Can RTX 3060 handle LLM inference?▾
RTX 3060 manages inference for models under 7B parameters on 12 GB VRAM at 12.7 TFLOPS FP16. Larger models require H100's 80 GB and 1979 TFLOPS.
What is the memory bandwidth gap?▾
H100 SXM5 offers 3350 GB/s, over 9 times RTX 3060's 360 GB/s. Higher bandwidth on H100 supports bigger batches without slowdowns.
Which has higher power consumption?▾
H100 SXM5 draws 700W TDP versus RTX 3060's 170W. H100 provides superior efficiency at 2.8 TFLOPS per watt FP16 compared to 0.075 on RTX 3060.
Which is cheaper to rent, the H100 or the RTX 3060?▾
Cloud rental prices for both the H100 and RTX 3060 vary by provider, configuration, and availability. This page shows live pricing from 25+ providers updated every 60 seconds. Scroll to the Live Cloud Pricing section to compare current rates.
How much VRAM does the H100 have compared to the RTX 3060?▾
The H100 has 80 to 94 GB of HBM3 memory. The RTX 3060 has 12 GB of GDDR6 memory.

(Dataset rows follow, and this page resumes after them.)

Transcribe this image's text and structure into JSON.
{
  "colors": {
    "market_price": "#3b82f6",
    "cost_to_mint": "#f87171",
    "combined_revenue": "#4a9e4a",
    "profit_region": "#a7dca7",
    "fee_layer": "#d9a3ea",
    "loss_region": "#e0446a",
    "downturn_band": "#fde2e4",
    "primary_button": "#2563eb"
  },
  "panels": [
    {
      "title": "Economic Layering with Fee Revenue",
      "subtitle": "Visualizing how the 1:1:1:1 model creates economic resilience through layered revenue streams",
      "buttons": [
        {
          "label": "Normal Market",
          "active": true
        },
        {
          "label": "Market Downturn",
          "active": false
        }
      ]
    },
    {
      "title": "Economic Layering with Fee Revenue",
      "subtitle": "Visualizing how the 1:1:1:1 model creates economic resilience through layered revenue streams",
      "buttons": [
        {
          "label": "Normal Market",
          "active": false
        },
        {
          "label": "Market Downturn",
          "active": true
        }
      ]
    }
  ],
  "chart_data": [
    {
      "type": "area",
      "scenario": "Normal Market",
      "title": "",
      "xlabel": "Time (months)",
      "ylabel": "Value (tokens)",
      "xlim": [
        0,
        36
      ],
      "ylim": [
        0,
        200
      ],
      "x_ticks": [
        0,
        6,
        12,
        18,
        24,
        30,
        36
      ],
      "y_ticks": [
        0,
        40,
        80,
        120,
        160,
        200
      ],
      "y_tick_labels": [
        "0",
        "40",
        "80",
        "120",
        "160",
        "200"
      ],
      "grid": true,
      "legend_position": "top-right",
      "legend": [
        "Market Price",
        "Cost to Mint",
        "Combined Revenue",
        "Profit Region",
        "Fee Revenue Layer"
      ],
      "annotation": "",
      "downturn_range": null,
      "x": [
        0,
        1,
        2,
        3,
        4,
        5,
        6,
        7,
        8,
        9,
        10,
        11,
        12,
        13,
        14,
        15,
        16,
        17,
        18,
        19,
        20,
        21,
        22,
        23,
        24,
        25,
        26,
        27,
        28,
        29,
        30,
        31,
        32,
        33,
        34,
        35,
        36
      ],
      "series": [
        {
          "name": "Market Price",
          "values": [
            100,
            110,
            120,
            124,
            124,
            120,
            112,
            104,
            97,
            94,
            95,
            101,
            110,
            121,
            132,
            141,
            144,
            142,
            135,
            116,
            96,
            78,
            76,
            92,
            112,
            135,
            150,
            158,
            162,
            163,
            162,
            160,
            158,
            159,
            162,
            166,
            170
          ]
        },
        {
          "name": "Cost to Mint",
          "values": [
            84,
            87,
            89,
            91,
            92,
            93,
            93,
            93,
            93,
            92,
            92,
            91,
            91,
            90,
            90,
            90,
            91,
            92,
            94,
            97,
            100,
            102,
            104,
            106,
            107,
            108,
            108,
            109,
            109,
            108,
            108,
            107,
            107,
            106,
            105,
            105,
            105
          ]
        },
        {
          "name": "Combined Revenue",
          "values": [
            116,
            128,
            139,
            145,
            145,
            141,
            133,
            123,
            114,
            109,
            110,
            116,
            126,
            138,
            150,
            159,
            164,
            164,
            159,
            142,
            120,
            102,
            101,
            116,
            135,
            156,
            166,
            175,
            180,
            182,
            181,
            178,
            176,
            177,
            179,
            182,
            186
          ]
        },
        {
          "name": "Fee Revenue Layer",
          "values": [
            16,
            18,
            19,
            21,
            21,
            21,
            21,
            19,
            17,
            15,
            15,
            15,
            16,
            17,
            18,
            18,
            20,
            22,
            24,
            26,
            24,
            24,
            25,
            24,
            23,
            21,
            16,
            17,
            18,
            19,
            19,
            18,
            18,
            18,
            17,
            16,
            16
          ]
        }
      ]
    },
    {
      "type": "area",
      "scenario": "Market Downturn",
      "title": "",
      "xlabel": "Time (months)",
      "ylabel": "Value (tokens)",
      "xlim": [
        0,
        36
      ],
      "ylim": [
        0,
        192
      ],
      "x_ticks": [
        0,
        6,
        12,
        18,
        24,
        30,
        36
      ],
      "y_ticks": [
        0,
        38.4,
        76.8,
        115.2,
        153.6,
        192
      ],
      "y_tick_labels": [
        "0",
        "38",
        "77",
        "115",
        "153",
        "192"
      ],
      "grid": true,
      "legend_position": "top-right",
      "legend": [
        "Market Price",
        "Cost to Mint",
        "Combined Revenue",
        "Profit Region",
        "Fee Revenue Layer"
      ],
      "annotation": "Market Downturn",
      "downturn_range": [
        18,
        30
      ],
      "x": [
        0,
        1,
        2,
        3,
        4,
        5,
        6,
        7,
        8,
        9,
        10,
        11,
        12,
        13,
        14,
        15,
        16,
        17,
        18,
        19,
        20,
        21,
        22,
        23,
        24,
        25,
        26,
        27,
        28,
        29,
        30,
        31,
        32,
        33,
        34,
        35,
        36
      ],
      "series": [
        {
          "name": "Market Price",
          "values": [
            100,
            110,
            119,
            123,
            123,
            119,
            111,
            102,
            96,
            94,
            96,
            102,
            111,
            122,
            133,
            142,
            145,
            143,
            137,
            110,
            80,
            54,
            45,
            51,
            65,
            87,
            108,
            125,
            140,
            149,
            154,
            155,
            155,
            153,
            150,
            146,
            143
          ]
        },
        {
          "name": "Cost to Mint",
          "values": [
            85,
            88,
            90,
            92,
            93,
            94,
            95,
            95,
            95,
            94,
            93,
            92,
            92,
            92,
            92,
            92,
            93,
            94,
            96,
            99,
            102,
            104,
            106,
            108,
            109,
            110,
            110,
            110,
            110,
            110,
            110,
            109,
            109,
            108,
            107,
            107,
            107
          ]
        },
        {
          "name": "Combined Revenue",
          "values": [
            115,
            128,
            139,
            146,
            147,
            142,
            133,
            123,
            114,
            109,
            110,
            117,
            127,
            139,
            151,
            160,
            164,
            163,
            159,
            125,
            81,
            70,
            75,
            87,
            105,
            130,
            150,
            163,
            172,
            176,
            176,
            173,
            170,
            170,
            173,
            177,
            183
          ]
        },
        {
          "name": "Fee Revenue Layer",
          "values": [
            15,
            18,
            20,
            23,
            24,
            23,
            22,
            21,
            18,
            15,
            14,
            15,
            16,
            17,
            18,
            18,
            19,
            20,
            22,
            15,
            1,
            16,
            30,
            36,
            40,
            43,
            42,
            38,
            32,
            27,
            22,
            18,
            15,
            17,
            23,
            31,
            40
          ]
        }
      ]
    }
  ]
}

Can I find H100 and RTX 3060 GPUs available to rent right now?▾
Yes. This page shows real-time availability across 25+ cloud GPU providers. The Live Cloud Pricing section displays only in-stock offers with current pricing.
What is the main difference between the H100 and the RTX 3060?▾
The H100 uses the Hopper architecture (2022) while the RTX 3060 uses Ampere (2021). The H100 delivers 155.8x the FP16 throughput and 9.3x the memory bandwidth of the RTX 3060.